Mr ANDREN —My question is addressed to the Prime Minister. Is it a fact the government has committed some $7 million to the yes and no campaigns for the republic referendum but not a cent to educate the public about the proposed preamble? Given there are significant concerns about the preamble, should not resources be available to argue both the yes and no cases, otherwise isn't there a huge risk the preamble question will be regarded as insignificant and little more than a deliberate diversion from the republic question?

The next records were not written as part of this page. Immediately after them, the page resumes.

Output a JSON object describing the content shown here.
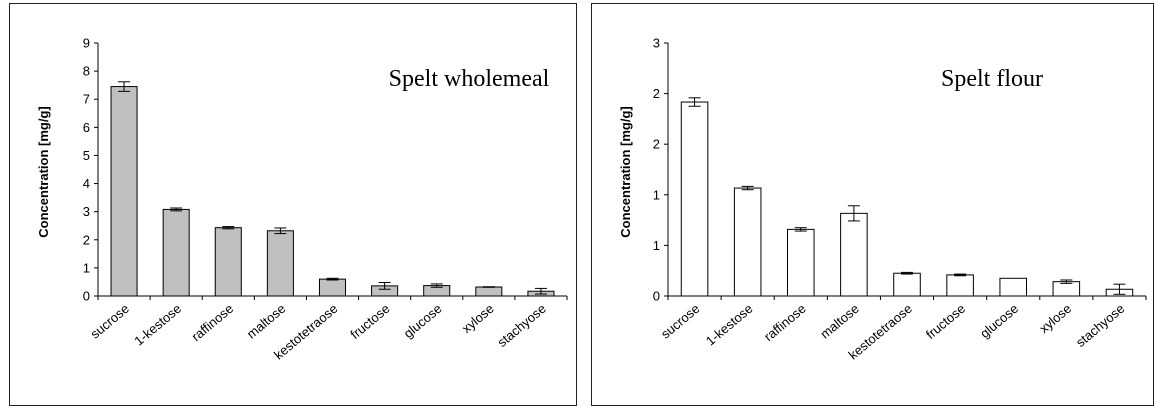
{
  "chart_data": [
    {
      "type": "bar",
      "title": "Spelt wholemeal",
      "xlabel": "",
      "ylabel": "Concentration [mg/g]",
      "ylim": [
        0,
        9
      ],
      "yticks": [
        "0",
        "1",
        "2",
        "3",
        "4",
        "5",
        "6",
        "7",
        "8",
        "9"
      ],
      "categories": [
        "sucrose",
        "1-kestose",
        "raffinose",
        "maltose",
        "kestotetraose",
        "fructose",
        "glucose",
        "xylose",
        "stachyose"
      ],
      "values": [
        7.45,
        3.08,
        2.43,
        2.32,
        0.6,
        0.36,
        0.37,
        0.32,
        0.17
      ],
      "errors": [
        0.17,
        0.05,
        0.04,
        0.1,
        0.03,
        0.12,
        0.06,
        0.01,
        0.1
      ],
      "bar_color": "#c0c0c0",
      "grid": false,
      "legend": "none"
    },
    {
      "type": "bar",
      "title": "Spelt flour",
      "xlabel": "",
      "ylabel": "Concentration [mg/g]",
      "ylim": [
        0,
        3
      ],
      "yticks": [
        "0",
        "1",
        "1",
        "2",
        "2",
        "3"
      ],
      "categories": [
        "sucrose",
        "1-kestose",
        "raffinose",
        "maltose",
        "kestotetraose",
        "fructose",
        "glucose",
        "xylose",
        "stachyose"
      ],
      "values": [
        2.3,
        1.28,
        0.79,
        0.98,
        0.27,
        0.25,
        0.21,
        0.17,
        0.08
      ],
      "errors": [
        0.05,
        0.02,
        0.02,
        0.09,
        0.01,
        0.01,
        0.0,
        0.02,
        0.06
      ],
      "bar_color": "#ffffff",
      "grid": false,
      "legend": "none"
    }
  ]
}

Mr HOWARD (Prime Minister) —The answer to the first part of the question is yes, we have. The answer to the second part of the question is that the government has to date not decided to allocate resources to publicise the case. One of the factors taken into account—one of them—was that the proposition in the ultimate received overwhelming support in the parliament. In the interests of always ensuring that the electorate is fully informed on these matters, I will give thought to the suggestion that is inherent in the honourable gentleman's question. But I would enter a caveat to that response by saying that if the level of disagreement within the parliament is a measure of community view on this issue and also on the issue of a republic, then there is a difference. And, with no disrespect to the honourable gentleman—who, of course, voted against the preamble resolution—my recollection is that it ended up being passed with a very heavy majority in this place.


Mr Melham —That is not right at all. It was in the caucus.


Mr HOWARD —The caucus is not this place, I am relieved to note. Let me put it another way in terms that even the member for Banks can understand. It is my understanding that the federal parliamentary Labor Party is not going to oppose the preamble. Is that right?


Mr Melham —That is right.


Mr HOWARD —That is right. So, if the federal parliamentary Labor Party is not going to oppose it and the government is going to support it, I think that is different from the stance taken in relation to the issue of the republic. I will give consideration to what the honourable gentleman said, but I do have to make the point to him that, for the reasons I have outlined, there are some differences. I want the preamble carried because I think it will very effectively express the views of the Australian people on a wide number of issues. I am very keen that it be carried, but I am equally conscious that public money is public money and that none of us should capriciously commit resources to these matters without being satisfied that the expenditure is entirely justified.